While your tactics do not always have to result in a complete overhaul, listening to what your audience is saying and shifting to market demands is necessary.
In terms of marketing and advertising, what may have worked ten years ago may not be as relevant today. So, as a business owner or marketing team, you have to always be aware of ever-changing consumer behavior.
Tell stories that matter
In a recent interview with Entertainment Weekly, House of X/Powers of X writer Jonathan Hickman says “you want to tell stories that matter.”
While his comment is in relation to placing characters in interesting and moving situations, the same can be said for many businesses.
At times, many companies shift their focus on items that may be insignificant and forget their story. They forgot why they exist. And they focus on their services and not the benefits to the customer or client or what problem they can solve.

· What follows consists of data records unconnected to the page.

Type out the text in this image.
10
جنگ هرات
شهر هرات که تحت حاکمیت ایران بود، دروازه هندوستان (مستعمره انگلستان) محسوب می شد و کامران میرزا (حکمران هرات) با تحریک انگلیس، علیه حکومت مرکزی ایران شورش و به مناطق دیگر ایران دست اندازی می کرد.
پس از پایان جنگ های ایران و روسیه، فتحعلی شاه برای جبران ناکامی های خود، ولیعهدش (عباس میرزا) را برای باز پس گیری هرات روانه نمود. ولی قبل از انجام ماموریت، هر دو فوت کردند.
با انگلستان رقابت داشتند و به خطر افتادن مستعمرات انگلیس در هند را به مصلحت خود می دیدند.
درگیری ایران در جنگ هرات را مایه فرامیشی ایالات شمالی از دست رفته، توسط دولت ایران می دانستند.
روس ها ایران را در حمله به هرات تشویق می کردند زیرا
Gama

In turn, the customer’s connection is lost.
When communicating your story, break through the clutter and clarify your message to your audience. Focus on why you do what you do. Aim to pinpoint your unique selling proposition and blend it with a consistent communicating idea.
Build brand equity
In this situation, the X-Men wouldn’t be a topic of interest if they were not relevant in the minds of million readers.
With over 50 years under their belt and the best selling comic book of all time, the X-Men have credibility. Like other super heroes or pop culture phenomena, they have a longstanding history and buy-in from many fans across the globe.
On the same note, businesses need to have relevancy and brand equity within their given industry and market.
While brand equity can be positive or negative and is determined mainly by the consumer, it has to be cultivated.
Author and professor, Kevin Lane Keller, outlines these four questions about what consumers may subconsciously think about your brand.
- First, “Who are you?”
- Second, “What are you?”
- Third, “What about you?”
- And last, “What about you and me?”
He express that you must shape how customers feel about your product or service. And essentially, the process begins with these four questions. Building a brand takes time and effort in many areas, including advertising and marketing, but also emotional responses to the level of service and customer experience are key to cultivateing brand equity.
Develop a sound marketing strategy
Within this scenario, it’s fair to say the storyline and plot were planned in advance with an overarching strategy in mind.
Regarding your marketing strategy, you must have a goal in mind and a plan to achieve it. Goals and success may vary from business to business. But there should be a central communicating idea and solid rationale from the beginning.